Regular bipartite multigraphs have many (but not too many) symmetries

Regular bipartite multigraphs have many (but not too many) symmetries, Discrete Analysis 2025:22, 25 pp.

This paper concerns the automorphism groups of \(l\)-regular bipartite multigraphs with \(k\) vertices on each side, in the regime where \(k\) is fixed and \(l\) tends to infinity (so there are necessarily highly multiple edges). The vertex sets are considered to be coloured, so as to rule out automorphisms that exchange them. The authors call these objects \((k,l)\)-bipartite multigraphs.

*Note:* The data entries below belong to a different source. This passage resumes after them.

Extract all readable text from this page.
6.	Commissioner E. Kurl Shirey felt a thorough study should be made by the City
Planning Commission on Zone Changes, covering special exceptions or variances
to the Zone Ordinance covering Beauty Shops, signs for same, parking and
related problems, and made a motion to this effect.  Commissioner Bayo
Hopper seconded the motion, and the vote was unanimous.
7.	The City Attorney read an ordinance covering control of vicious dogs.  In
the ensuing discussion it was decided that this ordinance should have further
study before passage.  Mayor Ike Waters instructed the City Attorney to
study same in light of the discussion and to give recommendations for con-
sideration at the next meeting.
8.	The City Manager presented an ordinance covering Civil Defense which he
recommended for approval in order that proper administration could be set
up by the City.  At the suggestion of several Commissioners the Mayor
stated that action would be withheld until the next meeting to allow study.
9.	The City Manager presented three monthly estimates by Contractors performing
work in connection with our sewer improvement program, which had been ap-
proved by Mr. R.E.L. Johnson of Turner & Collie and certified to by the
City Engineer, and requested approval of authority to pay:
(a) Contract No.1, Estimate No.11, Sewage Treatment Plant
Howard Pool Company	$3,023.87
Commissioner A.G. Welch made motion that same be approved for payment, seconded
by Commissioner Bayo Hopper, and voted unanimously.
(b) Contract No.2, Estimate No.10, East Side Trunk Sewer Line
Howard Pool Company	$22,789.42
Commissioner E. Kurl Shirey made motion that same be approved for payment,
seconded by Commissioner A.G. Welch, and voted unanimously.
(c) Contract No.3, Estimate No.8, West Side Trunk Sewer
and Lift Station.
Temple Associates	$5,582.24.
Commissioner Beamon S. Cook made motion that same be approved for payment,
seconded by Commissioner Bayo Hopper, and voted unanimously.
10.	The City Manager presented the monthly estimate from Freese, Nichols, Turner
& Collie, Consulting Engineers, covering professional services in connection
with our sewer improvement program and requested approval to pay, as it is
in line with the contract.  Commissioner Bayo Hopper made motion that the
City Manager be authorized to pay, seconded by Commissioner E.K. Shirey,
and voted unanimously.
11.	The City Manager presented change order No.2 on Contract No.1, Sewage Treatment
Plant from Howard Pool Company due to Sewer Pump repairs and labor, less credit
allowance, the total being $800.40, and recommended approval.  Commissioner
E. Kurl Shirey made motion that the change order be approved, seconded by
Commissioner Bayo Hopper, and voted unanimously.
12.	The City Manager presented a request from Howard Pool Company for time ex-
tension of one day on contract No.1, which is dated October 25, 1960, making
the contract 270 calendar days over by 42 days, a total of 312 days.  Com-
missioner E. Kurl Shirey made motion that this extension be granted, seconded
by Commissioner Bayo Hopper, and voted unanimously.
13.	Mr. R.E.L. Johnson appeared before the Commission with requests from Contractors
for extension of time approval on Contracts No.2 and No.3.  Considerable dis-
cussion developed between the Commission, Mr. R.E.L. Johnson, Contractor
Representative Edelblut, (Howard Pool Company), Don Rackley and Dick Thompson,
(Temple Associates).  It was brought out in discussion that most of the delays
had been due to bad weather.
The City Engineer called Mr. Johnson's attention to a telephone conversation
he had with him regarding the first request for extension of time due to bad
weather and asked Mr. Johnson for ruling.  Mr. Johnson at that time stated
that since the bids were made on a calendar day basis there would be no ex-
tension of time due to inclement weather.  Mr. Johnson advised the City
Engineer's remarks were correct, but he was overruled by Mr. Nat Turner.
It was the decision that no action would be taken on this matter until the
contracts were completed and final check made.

As one might expect, the range of possibilities for the size of the automorphism group of a \((k,l)\)-bipartite graph is very large. One of the main results of the paper is to determine the largest and smallest possible size when \(k\geq 8\). (This assumption is for somewhat technical reasons, and rules out certain types of behaviour that occur only for very small \(k\).) It is relatively straightforward to show that the example with the most symmetries is a disjoint union of \(k\) pairs of vertices, with each pair joined by \(l\) edges, which has \(k!(l!)^k\) automorphisms.

Note that an automorphism here does not just mean a permutation of the vertices that preserves the edge relationships, but rather a permutation of the vertices and edges that preserves them. Thus, if between vertices \(x\) and \(y\) there are \(d(x,y)\) edges, then the number of automorphisms is at least \(\prod_{x,y}d(x,y)!\), from which one can obtain a lower bound of \((l/k)^{k^2}\). The bound obtained by the authors is of this broad form, but is more complicated, depending in a subtle way on the remainder when \(l\) is divided by \(k\), and is sharp. The very broad strategy the authors use is to construct a particular example and to show that any other example has a strictly larger automorphism group. However, there are a few exceptional cases where the proof breaks down, and these have to be dealt with separately.

They also show that the number of symmetries of a typical \((k,l)\)-bipartite multigraph is, again as one might expect, much closer to the lower bound than to the upper bound. Intuitively, the main reason for this is that the edge multiplicities of a random \((k,l)\)-bipartite multigraph have considerable variance, which makes it hard to find symmetries that move vertices.

Note that there is an obvious one-to-one correspondence between \((k,l)\)-bipartite multigraphs and \(k\times k\) matrices with row and column sums that add up to \(l\) – that is, up to a scaling factor, doubly stochastic matrices. This is the perspective taken by the authors. Another way they view \((k,l)\)-multigraphs is as intersection matrices: one takes two partitions of \(\{1,2,\dots,kl\}\) into \(k\) sets of size \(l\) and defines \(A_{ij}\) to be the size of the intersection of the \(i\)th cell of the first partition and the \(j\)th cell of the second. One can show that every \(k\times k\) matrix with row and column sums adding up to \(l\) can be realized in this way.

They also make an observation about non-synchronizing permutation groups. A permutation group \(G\) is a group that has been explicitly realized as a group of permutations of \(\{1,2,\dots,n\}\) for some \(n\): that is, it is a group together with an injective homomorphism into \(S_n\). It is said to be synchronizing if for every function \(f:\{1,2,\dots,n\}\to\{1,2,\dots,n\}\) that is not a permutation, the monoid generated by \(G\) and \(f\) contains a constant map. This concept comes from automata theory: the sequence of transformations that yields the constant map is called a “reset word” because it can be used to reset all states to a particular given state.

The authors consider the actions of \(S_{kl}\) and \(A_{kl}\) on the set \(\mathcal P(k,l)\) of the partitions mentioned above: that is, partitions of a set of size \(kl\) into \(k\) sets of size \(l\). (Note that while \(S_{kl}\) and \(A_{kl}\) are usually defined as the group of permutations of \(\{1,2,\dots,kl\}\) and the group of even permutations of \(\{1,2,\dots,kl\}\), here we are considering them as groups of permutations of a much larger set.) They show that the resulting permutation groups are non-synchronizing, making use of a known result that a permutation group is non-synchronizing if and only if it is contained in the automorphism group of a graph (that is not a complete or an empty graph) with clique number equal to its chromatic number. The graph they take in this case has vertex set \(\mathcal P(k,l)\), with two partitions joined if and only if they have no cell in common.